Наташа долго еще высовывалась из окна, сияя на него ласковой и немного насмешливой, радостной улыбкой.


Пьер, со времени исчезновения своего из дома, ужа второй день жил на пустой квартире покойного Баздеева. Вот как это случилось.
Проснувшись на другой день после своего возвращения в Москву и свидания с графом Растопчиным, Пьер долго не мог понять того, где он находился и чего от него хотели. Когда ему, между именами прочих лиц, дожидавшихся его в приемной, доложили, что его дожидается еще француз, привезший письмо от графини Елены Васильевны, на него нашло вдруг то чувство спутанности и безнадежности, которому он способен был поддаваться. Ему вдруг представилось, что все теперь кончено, все смешалось, все разрушилось, что нет ни правого, ни виноватого, что впереди ничего не будет и что выхода из этого положения нет никакого. Он, неестественно улыбаясь и что то бормоча, то садился на диван в беспомощной позе, то вставал, подходил к двери и заглядывал в щелку в приемную, то, махая руками, возвращался назад я брался за книгу. Дворецкий в другой раз пришел доложить Пьеру, что француз, привезший от графини письмо, очень желает видеть его хоть на минутку и что приходили от вдовы И. А. Баздеева просить принять книги, так как сама г жа Баздеева уехала в деревню.

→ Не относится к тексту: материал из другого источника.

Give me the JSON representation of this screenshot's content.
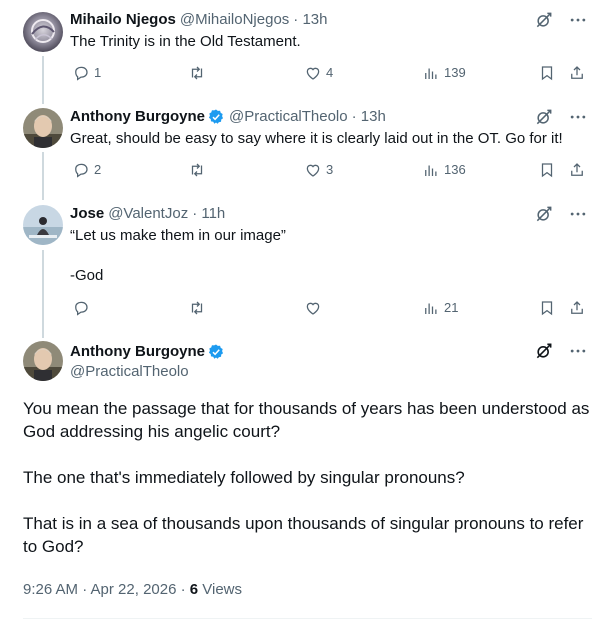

– Ах, да, сейчас, подожди… Или нет… да нет, поди скажи, что сейчас приду, – сказал Пьер дворецкому.
Но как только вышел дворецкий, Пьер взял шляпу, лежавшую на столе, и вышел в заднюю дверь из кабинета. В коридоре никого не было. Пьер прошел во всю длину коридора до лестницы и, морщась и растирая лоб обеими руками, спустился до первой площадки. Швейцар стоял у парадной двери. С площадки, на которую спустился Пьер, другая лестница вела к заднему ходу. Пьер пошел по ней и вышел во двор. Никто не видал его. Но на улице, как только он вышел в ворота, кучера, стоявшие с экипажами, и дворник увидали барина и сняли перед ним шапки. Почувствовав на себя устремленные взгляды, Пьер поступил как страус, который прячет голову в куст, с тем чтобы его не видали; он опустил голову и, прибавив шагу, пошел по улице.

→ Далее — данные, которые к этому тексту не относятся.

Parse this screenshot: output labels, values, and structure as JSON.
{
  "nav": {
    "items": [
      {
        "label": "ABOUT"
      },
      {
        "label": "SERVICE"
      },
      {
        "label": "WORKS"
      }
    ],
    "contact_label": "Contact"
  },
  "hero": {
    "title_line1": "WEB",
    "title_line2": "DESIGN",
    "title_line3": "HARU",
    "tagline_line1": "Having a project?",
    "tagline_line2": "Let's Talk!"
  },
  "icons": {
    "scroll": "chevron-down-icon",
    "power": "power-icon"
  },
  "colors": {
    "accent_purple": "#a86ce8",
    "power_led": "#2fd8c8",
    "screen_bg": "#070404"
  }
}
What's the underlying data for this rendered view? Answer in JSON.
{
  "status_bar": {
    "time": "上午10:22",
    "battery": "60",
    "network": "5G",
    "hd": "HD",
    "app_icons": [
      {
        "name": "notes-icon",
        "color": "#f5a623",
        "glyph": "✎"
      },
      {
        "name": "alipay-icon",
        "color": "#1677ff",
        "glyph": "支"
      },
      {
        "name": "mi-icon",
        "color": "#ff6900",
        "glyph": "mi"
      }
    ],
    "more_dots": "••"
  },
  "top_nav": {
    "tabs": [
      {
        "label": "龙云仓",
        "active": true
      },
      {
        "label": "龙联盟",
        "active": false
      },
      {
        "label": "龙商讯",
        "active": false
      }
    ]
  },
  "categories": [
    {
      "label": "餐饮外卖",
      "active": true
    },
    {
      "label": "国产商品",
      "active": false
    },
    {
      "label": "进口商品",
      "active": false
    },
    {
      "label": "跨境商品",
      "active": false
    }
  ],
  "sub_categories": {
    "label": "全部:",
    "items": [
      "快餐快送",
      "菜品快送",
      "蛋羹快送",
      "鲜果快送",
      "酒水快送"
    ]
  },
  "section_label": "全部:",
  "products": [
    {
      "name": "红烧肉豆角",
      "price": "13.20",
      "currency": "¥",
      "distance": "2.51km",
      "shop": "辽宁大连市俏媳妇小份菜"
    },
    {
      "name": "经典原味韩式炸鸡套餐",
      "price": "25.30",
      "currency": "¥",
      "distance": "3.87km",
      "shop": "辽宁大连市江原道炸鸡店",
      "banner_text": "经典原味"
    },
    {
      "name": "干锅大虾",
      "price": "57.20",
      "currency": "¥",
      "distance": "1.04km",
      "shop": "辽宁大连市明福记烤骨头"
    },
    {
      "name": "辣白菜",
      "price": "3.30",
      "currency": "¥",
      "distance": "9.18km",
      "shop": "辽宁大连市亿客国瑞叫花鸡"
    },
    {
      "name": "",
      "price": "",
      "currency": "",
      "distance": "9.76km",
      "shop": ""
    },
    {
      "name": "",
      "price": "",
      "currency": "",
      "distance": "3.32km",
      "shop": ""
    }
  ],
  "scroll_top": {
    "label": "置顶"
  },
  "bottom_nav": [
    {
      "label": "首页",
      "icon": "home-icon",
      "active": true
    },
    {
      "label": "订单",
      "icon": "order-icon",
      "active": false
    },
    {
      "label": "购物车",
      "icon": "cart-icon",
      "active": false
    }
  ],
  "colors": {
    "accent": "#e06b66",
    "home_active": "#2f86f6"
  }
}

Из всех дел, предстоявших Пьеру в это утро, дело разборки книг и бумаг Иосифа Алексеевича показалось ему самым нужным.
Он взял первого попавшегося ему извозчика и велел ему ехать на Патриаршие пруды, где был дом вдовы Баздеева.

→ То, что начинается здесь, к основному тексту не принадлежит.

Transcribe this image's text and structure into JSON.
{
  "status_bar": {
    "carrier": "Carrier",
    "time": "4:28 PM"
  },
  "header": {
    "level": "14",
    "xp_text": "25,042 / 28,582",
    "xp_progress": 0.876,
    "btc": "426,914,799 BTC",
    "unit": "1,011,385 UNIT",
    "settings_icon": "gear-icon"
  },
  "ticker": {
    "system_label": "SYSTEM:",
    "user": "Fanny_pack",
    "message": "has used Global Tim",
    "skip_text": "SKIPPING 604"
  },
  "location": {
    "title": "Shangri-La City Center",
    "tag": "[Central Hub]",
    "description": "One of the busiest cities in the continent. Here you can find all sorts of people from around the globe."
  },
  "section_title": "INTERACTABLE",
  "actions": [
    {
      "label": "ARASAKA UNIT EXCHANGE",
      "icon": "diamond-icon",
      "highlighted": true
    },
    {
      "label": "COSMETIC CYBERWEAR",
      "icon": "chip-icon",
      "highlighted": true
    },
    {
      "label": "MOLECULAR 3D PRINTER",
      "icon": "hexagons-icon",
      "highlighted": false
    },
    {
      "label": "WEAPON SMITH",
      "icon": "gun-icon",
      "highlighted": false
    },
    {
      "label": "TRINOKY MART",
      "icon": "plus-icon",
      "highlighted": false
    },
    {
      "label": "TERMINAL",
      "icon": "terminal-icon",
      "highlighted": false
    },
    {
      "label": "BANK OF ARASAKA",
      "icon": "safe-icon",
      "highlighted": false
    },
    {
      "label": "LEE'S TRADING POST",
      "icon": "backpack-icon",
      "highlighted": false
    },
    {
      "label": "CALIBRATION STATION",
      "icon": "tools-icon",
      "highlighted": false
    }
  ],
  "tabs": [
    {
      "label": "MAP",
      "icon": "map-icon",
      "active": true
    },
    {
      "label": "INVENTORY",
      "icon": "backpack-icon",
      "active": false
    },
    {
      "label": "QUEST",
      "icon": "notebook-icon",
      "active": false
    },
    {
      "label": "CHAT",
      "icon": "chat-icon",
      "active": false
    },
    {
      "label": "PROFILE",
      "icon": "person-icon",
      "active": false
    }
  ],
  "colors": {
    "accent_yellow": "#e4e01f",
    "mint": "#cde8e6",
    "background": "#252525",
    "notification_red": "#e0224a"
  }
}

Беспрестанно оглядываясь на со всех сторон двигавшиеся обозы выезжавших из Москвы и оправляясь своим тучным телом, чтобы не соскользнуть с дребезжащих старых дрожек, Пьер, испытывая радостное чувство, подобное тому, которое испытывает мальчик, убежавший из школы, разговорился с извозчиком.
Извозчик рассказал ему, что нынешний день разбирают в Кремле оружие, и что на завтрашний народ выгоняют весь за Трехгорную заставу, и что там будет большое сражение.
Приехав на Патриаршие пруды, Пьер отыскал дом Баздеева, в котором он давно не бывал. Он подошел к калитке. Герасим, тот самый желтый безбородый старичок, которого Пьер видел пять лет тому назад в Торжке с Иосифом Алексеевичем, вышел на его стук.
– Дома? – спросил Пьер.
– По обстоятельствам нынешним, Софья Даниловна с детьми уехали в торжковскую деревню, ваше сиятельство.
– Я все таки войду, мне надо книги разобрать, – сказал Пьер.
– Пожалуйте, милости просим, братец покойника, – царство небесное! – Макар Алексеевич остались, да, как изволите знать, они в слабости, – сказал старый слуга.
Макар Алексеевич был, как знал Пьер, полусумасшедший, пивший запоем брат Иосифа Алексеевича.
– Да, да, знаю. Пойдем, пойдем… – сказал Пьер и вошел в дом. Высокий плешивый старый человек в халате, с красным носом, в калошах на босу ногу, стоял в передней; увидав Пьера, он сердито пробормотал что то и ушел в коридор.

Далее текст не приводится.